Genetic and environmental factors shape an individual’s susceptibility to autoimmunity. To identify genetic variations regulating effector T cell functions, we used a forward genetics screen of inbred mouse strains and uncovered genomic loci linked to cytokine expression. Among the candidate genes, we characterized a mitochondrial inner membrane protein, TMEM11, as an important determinant of Th1 responses. Loss of TMEM11 selectively impairs Th1 cell functions, reducing autoimmune symptoms in mice. Mechanistically, Tmem11−/− Th1 cells exhibit altered cristae architecture, impaired respiration, and increased mitochondrial reactive oxygen species (mtROS) production.

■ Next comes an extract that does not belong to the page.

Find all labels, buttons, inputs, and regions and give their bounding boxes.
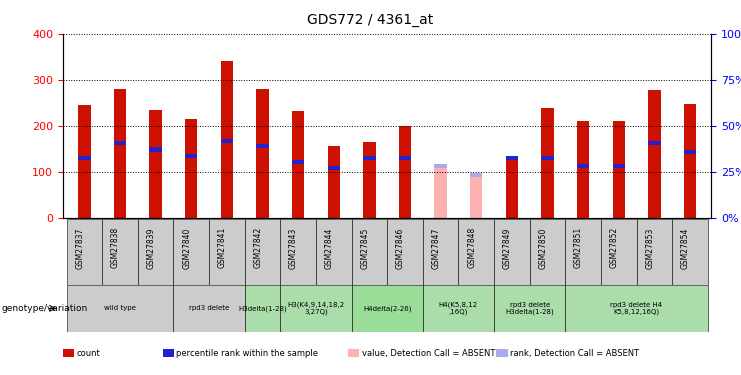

Elevated mtROS hindered histone acetylation while promoting neutral lipid accumulation. Further experiments using genetic, biochemical, and pharmacological tools revealed that mtROS regulate acetyl-CoA flux between histone acetylation and fatty acid synthesis. Our findings highlight the role of mitochondrial cristae integrity in directing metabolic pathways that influence chromatin modifications and lipid biosynthesis in Th1 cells, providing new insights into immune cell metabolism. [Display omitted] •A mitochondrial inner membrane protein, TMEM11, regulates Th1 responses•Tmem11−/− Th1 cells show altered mitochondrial cristae morphology and high mtROS•Increased mtROS impaired histone acetylation and enhanced fatty acid synthesis•Cristae integrity can influence cellular metabolism and chromatin modification Using a forward genetics screen, Wu et al. uncovered the role of an inner mitochondrial membrane protein, TMEM11, in regulating Th1 cell effector functions. Tmem11−/− Th1 cells show alterations in mitochondrial cristae integrity and increased mtROS levels that influence cellular metabolism and chromatin modifications, resulting in decreased effector functions.